The methodology achieved F1 scores up to 0.93 for abstract classification and 0.76 for sentence extraction, showing the effectiveness of linear classifiers and specific textual features like bigrams.
This research significantly advances the automated extraction of DDI evidence, potentially reducing adverse drug reactions and informing clinical and pharmaceutical decision-making.

Extraction of Pharmacokinetic Evidence of Drug-drug Interactions from the Literature

The academic paper by Kolchinsky et al. presents a comprehensive paper on the automatic extraction of pharmacokinetic (PK) evidence for drug-drug interactions (DDIs) from biomedical literature using literature mining techniques. As DDIs are significant contributors to adverse drug reactions, the ability to automate their detection through text mining has vital implications for public health and biomedical research. The authors have approached this challenge by implementing a text mining pipeline capable of identifying and extracting pharmacokinetic evidence from PubMed abstracts and sentences within these abstracts.

Core Methodology and Findings

The paper outlines a robust methodology involving manually curated corpora from PubMed abstracts, a range of linear classifiers, and various feature transformations. Their approach involved creating distinct corpora annotated for pharmacokinetic DDI evidence and then applying text classification tasks to identify relevant abstracts and extract sentences containing such evidence. By comparing the performance of several classifiers — including Logistic Regression, SVM, LDA, Naive Bayes, and others — the authors demonstrated that linear classifiers can achieve high performance levels on both tasks. Notably, classifiers incorporating both unigram and bigram features performed better than those using unigrams alone, with the LDA classifier achieving the highest classification performance.

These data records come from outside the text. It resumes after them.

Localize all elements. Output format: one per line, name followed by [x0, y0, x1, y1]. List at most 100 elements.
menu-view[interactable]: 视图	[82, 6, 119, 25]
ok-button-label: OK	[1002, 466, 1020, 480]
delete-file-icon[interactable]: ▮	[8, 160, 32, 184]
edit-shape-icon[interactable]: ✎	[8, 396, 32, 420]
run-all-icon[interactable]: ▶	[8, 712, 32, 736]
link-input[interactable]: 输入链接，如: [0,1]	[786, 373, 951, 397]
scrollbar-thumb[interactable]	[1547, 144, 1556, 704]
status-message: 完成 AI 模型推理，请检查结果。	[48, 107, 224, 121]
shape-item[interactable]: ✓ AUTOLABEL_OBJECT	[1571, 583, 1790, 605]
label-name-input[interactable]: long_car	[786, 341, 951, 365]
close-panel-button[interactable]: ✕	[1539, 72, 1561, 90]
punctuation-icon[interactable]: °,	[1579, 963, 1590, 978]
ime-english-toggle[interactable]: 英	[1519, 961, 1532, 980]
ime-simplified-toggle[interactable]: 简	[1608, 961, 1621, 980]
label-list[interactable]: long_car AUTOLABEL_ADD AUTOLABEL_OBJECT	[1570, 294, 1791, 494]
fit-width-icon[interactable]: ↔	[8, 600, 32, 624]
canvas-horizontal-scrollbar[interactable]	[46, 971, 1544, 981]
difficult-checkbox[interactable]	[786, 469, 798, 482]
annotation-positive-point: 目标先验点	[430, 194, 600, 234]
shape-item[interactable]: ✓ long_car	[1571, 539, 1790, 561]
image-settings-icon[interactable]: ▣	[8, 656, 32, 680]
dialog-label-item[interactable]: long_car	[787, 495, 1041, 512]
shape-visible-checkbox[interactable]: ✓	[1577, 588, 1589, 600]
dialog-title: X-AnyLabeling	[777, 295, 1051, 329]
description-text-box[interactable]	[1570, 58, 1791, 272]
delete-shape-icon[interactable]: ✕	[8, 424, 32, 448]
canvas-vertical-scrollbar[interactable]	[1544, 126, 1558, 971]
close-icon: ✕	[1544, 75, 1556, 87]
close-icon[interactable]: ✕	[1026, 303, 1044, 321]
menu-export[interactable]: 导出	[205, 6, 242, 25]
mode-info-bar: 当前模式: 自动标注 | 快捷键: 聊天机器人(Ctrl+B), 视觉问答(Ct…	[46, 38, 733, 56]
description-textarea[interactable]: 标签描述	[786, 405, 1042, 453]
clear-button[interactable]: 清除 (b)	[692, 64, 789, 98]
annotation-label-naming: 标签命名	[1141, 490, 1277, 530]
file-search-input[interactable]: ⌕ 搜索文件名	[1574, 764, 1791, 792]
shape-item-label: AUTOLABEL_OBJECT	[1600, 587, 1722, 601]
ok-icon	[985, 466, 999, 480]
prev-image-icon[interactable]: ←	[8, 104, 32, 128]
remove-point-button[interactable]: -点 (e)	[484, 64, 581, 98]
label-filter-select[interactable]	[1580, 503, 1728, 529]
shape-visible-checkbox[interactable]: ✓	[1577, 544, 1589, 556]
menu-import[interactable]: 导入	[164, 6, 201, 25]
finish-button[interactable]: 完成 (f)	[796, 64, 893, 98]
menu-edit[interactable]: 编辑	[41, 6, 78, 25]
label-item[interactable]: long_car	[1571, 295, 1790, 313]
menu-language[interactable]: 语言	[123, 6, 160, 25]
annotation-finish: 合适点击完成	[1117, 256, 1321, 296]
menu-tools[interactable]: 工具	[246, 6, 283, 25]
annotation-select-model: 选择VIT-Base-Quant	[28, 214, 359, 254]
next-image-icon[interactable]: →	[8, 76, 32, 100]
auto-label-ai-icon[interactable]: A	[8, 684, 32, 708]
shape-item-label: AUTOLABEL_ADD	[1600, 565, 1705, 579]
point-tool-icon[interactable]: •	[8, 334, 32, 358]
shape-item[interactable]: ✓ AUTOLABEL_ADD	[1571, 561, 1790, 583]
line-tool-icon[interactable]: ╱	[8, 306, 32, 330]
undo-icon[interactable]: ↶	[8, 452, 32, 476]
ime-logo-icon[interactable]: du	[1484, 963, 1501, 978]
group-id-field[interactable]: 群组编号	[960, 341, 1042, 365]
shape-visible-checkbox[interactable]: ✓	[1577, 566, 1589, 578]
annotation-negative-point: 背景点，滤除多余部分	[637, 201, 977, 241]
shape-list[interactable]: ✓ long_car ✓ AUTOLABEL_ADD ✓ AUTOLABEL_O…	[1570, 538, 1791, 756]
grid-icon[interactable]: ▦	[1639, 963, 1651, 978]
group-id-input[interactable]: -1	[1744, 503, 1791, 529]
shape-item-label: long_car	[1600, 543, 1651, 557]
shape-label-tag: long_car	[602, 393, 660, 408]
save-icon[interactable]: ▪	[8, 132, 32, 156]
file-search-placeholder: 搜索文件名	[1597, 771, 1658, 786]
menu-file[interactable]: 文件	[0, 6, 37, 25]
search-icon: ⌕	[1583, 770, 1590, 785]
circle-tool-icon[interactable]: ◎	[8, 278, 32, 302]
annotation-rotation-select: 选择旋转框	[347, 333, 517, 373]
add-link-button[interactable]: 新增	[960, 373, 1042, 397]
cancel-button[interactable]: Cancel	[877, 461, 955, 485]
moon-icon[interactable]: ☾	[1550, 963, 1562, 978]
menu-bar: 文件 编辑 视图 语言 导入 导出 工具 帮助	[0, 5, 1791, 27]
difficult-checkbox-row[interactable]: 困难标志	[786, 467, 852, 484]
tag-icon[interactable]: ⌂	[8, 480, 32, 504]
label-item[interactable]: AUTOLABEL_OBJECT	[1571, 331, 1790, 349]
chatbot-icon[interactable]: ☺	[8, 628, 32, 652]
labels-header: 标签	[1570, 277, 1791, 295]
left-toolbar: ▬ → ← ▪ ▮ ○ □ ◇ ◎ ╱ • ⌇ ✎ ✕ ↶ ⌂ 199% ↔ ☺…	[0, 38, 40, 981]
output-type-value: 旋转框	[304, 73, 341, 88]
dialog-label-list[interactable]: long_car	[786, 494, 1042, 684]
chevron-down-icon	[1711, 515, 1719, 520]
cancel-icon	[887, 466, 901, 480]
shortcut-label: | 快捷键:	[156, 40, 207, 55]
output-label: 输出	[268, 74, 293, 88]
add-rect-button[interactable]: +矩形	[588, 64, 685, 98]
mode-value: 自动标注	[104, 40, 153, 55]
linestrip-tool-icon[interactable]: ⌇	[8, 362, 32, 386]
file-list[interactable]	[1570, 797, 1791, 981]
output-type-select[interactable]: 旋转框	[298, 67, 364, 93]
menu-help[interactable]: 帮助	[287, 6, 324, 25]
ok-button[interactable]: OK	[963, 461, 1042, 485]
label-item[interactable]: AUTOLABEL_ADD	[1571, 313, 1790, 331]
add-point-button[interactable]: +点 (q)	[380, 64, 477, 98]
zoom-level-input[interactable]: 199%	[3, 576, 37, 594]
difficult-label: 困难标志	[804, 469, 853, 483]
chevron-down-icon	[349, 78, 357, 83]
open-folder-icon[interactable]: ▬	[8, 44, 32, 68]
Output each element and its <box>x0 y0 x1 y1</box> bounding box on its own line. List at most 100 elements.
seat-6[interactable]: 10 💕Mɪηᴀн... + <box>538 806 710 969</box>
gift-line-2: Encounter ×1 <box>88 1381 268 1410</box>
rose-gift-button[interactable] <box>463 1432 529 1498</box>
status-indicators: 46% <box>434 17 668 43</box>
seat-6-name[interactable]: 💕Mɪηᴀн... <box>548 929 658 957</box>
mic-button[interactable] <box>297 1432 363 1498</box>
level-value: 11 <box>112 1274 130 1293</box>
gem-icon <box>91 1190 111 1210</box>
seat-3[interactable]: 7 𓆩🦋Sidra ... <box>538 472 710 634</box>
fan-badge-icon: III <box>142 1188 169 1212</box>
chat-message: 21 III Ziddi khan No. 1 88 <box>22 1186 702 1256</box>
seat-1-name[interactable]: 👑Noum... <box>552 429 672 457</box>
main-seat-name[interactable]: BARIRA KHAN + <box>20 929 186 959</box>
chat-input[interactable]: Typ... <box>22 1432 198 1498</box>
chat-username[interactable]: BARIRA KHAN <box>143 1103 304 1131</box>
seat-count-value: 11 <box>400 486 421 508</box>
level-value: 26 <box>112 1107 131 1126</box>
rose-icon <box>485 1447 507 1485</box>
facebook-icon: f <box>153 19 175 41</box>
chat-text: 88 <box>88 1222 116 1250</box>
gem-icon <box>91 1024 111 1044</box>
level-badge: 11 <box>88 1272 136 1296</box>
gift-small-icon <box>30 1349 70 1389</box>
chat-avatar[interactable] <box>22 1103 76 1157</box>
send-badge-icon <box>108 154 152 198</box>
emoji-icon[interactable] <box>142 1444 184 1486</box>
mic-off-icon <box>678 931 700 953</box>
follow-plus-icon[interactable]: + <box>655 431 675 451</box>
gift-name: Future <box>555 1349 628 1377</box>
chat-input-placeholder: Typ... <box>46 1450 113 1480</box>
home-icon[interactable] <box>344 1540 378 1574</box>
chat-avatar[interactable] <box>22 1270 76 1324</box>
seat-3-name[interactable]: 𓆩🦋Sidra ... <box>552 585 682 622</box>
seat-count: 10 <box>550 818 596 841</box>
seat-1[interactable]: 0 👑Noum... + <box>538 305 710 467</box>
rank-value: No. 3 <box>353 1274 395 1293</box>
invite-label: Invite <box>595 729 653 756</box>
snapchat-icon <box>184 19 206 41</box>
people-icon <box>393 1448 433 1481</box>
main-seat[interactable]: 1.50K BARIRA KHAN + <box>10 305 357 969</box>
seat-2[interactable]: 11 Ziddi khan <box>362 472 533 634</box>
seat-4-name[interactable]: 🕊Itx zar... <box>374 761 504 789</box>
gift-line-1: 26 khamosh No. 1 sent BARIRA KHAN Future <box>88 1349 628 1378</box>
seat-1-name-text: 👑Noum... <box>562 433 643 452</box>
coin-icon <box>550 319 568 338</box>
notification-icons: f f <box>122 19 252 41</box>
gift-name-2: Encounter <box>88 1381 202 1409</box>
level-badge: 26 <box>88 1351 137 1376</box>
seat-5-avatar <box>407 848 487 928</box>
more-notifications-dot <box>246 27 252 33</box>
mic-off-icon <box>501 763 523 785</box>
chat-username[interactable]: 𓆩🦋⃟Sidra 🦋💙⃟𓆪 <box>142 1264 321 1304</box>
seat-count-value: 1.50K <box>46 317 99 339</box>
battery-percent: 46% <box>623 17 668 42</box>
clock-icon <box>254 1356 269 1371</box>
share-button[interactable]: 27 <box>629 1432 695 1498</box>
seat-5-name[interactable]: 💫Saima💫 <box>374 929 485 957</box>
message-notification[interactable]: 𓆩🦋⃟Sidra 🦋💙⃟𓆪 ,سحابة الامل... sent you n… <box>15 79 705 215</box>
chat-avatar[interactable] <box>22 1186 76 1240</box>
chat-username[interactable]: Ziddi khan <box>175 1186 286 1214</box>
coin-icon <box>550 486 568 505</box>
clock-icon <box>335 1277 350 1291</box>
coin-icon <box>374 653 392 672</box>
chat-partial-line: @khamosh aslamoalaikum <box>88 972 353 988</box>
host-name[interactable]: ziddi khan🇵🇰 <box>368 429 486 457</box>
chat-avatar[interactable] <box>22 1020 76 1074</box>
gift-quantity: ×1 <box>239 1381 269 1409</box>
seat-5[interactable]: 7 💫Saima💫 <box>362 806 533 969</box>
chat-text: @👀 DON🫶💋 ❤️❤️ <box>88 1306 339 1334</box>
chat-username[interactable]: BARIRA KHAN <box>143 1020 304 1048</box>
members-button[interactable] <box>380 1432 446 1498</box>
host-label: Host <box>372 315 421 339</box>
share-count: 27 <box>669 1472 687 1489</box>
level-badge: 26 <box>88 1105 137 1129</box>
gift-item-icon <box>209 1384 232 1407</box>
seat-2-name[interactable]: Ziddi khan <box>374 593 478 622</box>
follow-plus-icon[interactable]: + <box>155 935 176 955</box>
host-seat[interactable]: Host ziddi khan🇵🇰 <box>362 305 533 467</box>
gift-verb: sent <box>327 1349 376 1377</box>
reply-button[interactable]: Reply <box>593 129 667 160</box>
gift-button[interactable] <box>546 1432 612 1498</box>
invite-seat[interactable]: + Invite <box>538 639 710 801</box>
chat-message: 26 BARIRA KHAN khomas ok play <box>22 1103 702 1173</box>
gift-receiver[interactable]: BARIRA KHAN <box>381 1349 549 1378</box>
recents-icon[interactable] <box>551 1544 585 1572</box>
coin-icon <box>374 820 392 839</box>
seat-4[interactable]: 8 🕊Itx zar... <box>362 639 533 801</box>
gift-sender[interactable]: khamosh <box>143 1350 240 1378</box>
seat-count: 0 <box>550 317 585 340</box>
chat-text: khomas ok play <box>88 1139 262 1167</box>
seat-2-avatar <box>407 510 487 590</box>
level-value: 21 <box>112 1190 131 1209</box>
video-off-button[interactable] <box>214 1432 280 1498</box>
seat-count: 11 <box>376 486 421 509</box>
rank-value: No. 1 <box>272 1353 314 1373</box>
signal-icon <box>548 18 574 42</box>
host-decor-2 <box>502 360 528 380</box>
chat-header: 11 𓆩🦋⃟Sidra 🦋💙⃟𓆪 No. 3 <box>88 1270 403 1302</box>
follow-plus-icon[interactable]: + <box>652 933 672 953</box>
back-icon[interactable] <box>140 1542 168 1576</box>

Significant numerical results include achieving F1 scores of approximately 0.93 for abstract classification and 0.76 for sentence extraction, illustrating robust classification capabilities. The paper discusses the importance of textual features, MeSH terms from PubMed metadata, and named entity recognition (NER) tools in enhancing classification performance. The inclusion of bigrams and selected NER features, notably BICEPP, significantly improved classifier effectiveness. However, the paper acknowledges a potential ceiling on performance with linear classifiers, suggesting room for further improvements possibly with non-linear approaches or enhanced feature annotation.

Implications and Future Directions

This research contributes to the field by enhancing methods for efficient, automated extraction of DDIs, focusing on the specific PK evidence type — pivotal for understanding causal mechanisms and fostering deeper pharmaco-epidemiological studies. The implications are substantial, potentially reducing the incidence of ADRs through better DDI identification and facilitating informed clinical and pharmaceutical decision-making.

For future work, the authors express intentions to extend the current methodology to incorporate other types of DDI evidence, such as clinical data, which, combined with PK evidence, could offer a more comprehensive understanding of DDIs. Additionally, expanding the scope of their literature mining to larger corpora could address existing knowledge gaps in the DDI domain, aiding drug development and optimization of therapeutic practices.

Conclusion

Kolchinsky et al.'s paper presents a well-substantiated paper highlighting the capabilities of current literature mining techniques for identifying PK evidence of DDIs. By demonstrating high classification performance, the work lays the foundation for integrating automated text mining into DDI discovery pipelines and contributes to the broader goal of mitigating adverse drug interactions. The paper sets the stage for future advancements in automatic evidence extraction, promising to enrich pharmacological research and enhance patient safety with informed drug administration protocols.